What poignancy remains comes instead from our failure to heed its warning. Today, the most striking line is Sarah Kahn’s premonition of “a world where people don’t think any more,” satisfied as they are with their new television sets. Watching today, all we can do is hang our heads in shame for her struggle has long since been lost. Chicken Soup with Barley is thus made hopeless.
This is what becomes of the state of the nation play when the nation it reflects no longer corresponds. Wesker’s play has crystallised into allegory. It’s politics, so urgent in its own time, is now replaced by softer, pensive philosophy. It no longer matters what the Kahns believe, but how their beliefs wane.

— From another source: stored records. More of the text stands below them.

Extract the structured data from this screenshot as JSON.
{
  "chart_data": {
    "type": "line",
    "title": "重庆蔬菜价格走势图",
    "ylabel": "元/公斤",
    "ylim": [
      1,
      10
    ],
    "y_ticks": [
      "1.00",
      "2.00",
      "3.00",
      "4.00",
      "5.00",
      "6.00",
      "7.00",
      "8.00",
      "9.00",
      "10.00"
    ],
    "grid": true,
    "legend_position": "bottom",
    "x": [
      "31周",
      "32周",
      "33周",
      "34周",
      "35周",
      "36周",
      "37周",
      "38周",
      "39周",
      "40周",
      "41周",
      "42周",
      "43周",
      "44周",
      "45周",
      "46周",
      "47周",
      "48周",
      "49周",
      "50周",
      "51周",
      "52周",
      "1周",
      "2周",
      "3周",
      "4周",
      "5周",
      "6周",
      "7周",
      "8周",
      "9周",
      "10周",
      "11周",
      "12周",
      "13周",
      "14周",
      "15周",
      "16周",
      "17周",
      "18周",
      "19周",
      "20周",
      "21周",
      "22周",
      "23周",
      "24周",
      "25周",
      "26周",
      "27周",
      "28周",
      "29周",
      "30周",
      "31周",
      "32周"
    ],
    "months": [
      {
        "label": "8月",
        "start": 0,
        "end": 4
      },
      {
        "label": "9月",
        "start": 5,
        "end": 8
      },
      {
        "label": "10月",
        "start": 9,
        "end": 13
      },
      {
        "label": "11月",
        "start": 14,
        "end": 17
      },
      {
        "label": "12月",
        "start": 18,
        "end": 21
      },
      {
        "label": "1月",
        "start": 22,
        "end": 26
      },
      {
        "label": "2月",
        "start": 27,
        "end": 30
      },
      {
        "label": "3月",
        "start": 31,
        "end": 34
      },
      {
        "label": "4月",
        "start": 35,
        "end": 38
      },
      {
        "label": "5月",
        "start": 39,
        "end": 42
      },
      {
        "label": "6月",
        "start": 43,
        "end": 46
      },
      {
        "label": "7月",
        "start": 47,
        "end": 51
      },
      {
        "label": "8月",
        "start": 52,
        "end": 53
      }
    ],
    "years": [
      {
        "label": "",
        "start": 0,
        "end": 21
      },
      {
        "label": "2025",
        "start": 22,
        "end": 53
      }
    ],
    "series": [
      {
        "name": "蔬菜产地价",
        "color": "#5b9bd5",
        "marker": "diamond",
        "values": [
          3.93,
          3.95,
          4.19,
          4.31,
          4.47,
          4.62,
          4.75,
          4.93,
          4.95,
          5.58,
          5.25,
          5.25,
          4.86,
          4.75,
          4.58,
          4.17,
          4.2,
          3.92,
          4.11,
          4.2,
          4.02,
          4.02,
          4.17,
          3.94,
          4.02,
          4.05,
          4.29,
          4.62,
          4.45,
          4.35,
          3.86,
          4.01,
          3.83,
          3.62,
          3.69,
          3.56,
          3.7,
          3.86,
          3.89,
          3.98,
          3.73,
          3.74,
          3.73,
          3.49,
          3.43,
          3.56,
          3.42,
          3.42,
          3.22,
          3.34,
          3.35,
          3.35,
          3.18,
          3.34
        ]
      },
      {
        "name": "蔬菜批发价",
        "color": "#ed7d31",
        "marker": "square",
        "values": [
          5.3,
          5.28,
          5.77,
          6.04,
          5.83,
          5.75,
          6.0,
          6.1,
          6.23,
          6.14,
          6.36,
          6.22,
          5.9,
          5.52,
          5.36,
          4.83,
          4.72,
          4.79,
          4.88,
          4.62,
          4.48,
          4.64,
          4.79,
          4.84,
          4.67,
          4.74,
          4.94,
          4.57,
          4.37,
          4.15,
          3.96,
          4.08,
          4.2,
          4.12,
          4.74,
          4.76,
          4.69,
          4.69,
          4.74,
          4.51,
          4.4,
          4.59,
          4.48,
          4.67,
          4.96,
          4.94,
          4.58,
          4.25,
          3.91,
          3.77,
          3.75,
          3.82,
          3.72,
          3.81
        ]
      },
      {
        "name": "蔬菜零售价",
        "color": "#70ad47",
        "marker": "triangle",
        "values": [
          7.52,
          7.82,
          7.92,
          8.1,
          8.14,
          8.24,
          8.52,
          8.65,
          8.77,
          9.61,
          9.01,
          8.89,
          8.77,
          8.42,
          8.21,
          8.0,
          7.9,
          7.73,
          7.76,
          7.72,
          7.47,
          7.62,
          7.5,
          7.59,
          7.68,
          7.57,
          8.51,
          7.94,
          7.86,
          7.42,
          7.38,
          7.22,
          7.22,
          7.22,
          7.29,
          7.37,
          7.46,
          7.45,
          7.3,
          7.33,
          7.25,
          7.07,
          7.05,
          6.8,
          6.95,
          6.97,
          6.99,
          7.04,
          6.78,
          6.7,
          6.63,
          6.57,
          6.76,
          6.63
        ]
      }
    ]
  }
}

Like his increasingly paralysed father, agonisingly played by Danny Webb, Ronnie (Tom Rosenthal) simply exhausts himself with dreamy romanticism, while Ada (Jenna Augen) flees the bickering unions for the freedom of the countryside. The initially ardent Monty, played by Harry Peacock as if years of shrugging have left his shoulders hunched, fades into self-interest, leaving London to set up as a greengrocer: “There’s nothing more to life than a house, some friends and a family.” A realisation dawns: aren’t we all Montys now?
Only Sarah Kahn holds onto her ideals. As played by Samantha Spiro, Sarah exists in an alternate time, as one imagines a Galapagos tortoise might do. While those around her wither, Spiro merely slows slightly and drops a notch. If she has a summery disposition in 1936 – floral print dress, bright pastels – it takes twenty years for autumn to set in. Her husband, by contrast, is in deep-freeze, two strokes down the line, paralysed and incontinent.
Today, Chicken Soup with Barley is less about the Left, whether utopian like Ronnie’s or pragmatic like Ada’s, than the effects of time. It becomes existential, a meditation on the glacial, inhuman pace of change and the hopelessness of the world as experienced. If Wesker’s play has become an artefact, we ought to make a memorial of it: a reminder that we must continue to fight.